7
Oct/10

SANKAI JUKU: TOBARI

7
Oct/10

Sankai Juku makes its Joyce debut with TOBARI (photo © Sankai Juku)

AS IF IN AN INEXHAUSTIBLE FLUX
Joyce Theater
175 Eighth Ave. at 19th St.
Through Sunday, October 17, $10-$59
212-645-2904
www.joyce.org
www.sankaijuku.com

One of the foremost practitioners of Butoh in the world, Tokyo-based Sankai Juku is back in New York City, making its Joyce debut with the 2008 evening-length piece TOBARI — AS IF IN AN INEXHAUSTIBLE FLUX. In November 2002, Sankai Juku, led by founder, director, choreographer, designer, and dancer Ushio Amagatsu, performed the miraculous HIBIKI (RESONANCE FROM FAR AWAY) at BAM, filling the stage with sand and pools of water, then returned in October 2006 with KAGEMI: BEYOND THE METAPHORS OF MIRRORS, which explored reflections both inward and outward. In TOBARI, Amagatsu, now in his early sixties, is joined by seven other male dancers, including company cofounder Semimaru, in a hypnotic eighty-minute production that follows life, death, and rebirth as day evolves into night.
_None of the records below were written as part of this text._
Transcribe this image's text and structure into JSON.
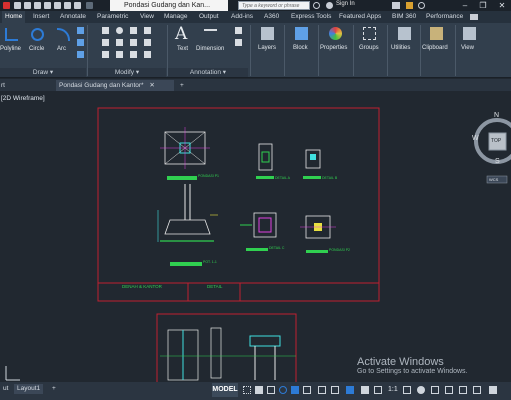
{
  "titlebar": {
    "doc_title": "Pondasi Gudang dan Kan...",
    "search_placeholder": "Type a keyword or phrase",
    "signin_label": "Sign In"
  },
  "ribbon_tabs": [
    "Home",
    "Insert",
    "Annotate",
    "Parametric",
    "View",
    "Manage",
    "Output",
    "Add-ins",
    "A360",
    "Express Tools",
    "Featured Apps",
    "BIM 360",
    "Performance"
  ],
  "ribbon": {
    "draw_tools": [
      "Polyline",
      "Circle",
      "Arc"
    ],
    "annotation_tools": [
      "Text",
      "Dimension"
    ],
    "big_buttons": [
      "Layers",
      "Block",
      "Properties",
      "Groups",
      "Utilities",
      "Clipboard",
      "View"
    ],
    "panel_titles": [
      "Draw",
      "Modify",
      "Annotation"
    ]
  },
  "doc_tabs": {
    "first_partial": "rt",
    "active": "Pondasi Gudang dan Kantor*",
    "add": "+"
  },
  "viewport": {
    "label": "[2D Wireframe]",
    "viewcube": {
      "n": "N",
      "s": "S",
      "e": "E",
      "w": "W",
      "top": "TOP",
      "wcs": "WCS"
    },
    "sheet_titles": [
      "DENAH & KANTOR",
      "DETAIL"
    ],
    "drawing_captions": [
      "PONDASI P1",
      "DETAIL A",
      "DETAIL B",
      "POT. 1-1",
      "PONDASI P2",
      "DETAIL C"
    ],
    "watermark_title": "Activate Windows",
    "watermark_sub": "Go to Settings to activate Windows."
  },
  "layout_tabs": [
    "ut",
    "Layout1",
    "+"
  ],
  "statusbar": {
    "model": "MODEL",
    "scale": "1:1"
  },
  "colors": {
    "accent_blue": "#2d7bd6",
    "sheet_border": "#c02030",
    "drawing_green": "#30d050",
    "drawing_cyan": "#40e0e0",
    "drawing_magenta": "#e040e0",
    "drawing_yellow": "#e8e040"
  }
}
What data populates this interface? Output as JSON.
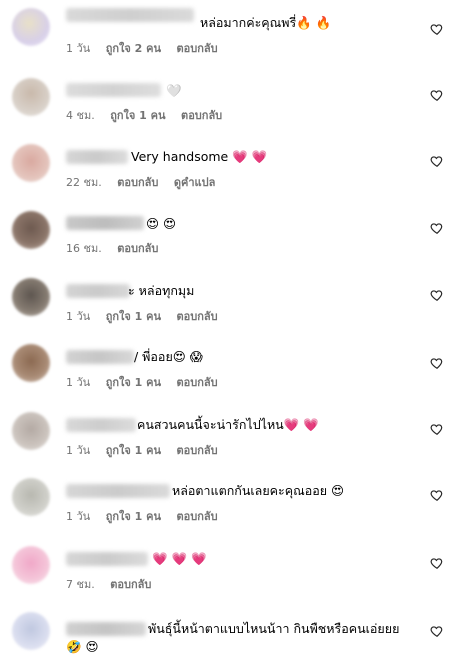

In the center of the stage, again covered in white sand, rests a slightly raised circular platform that occasionally sparkles with dots of light representing stars, which can also be seen on a black screen at the back of the stage. The white-powdered dancers, dressed like classical Greek statues, go through seven poetic movements, concentrating primarily on their hands, using their wrists and fingers as they stay in place, creating a unique, if sometimes off-putting, visual language. Beginning with “From unlimited nothingness” and ending with “Into unlimited nothingness” — other sections include “A shadow in a dream,” “Reflecting on each other,” and “A vertical dream of the future” — the dancers move agonizingly slowly, sometimes forming a circle around one man, other times writhing on the platform, highlighted by a powerful, expressive solo performed by Amagatsu. “Night blue” actually shocks the audience as four dancers appear in blue outfits and wearing dangling earrings, but it also turns out to be the weakest of the seven parts, the movement uninspiring and bland. The music, by Takashi Kako, YAS-KAZ, and Yoichiro Yoshikawa, ranges from crashing thunder to melancholia.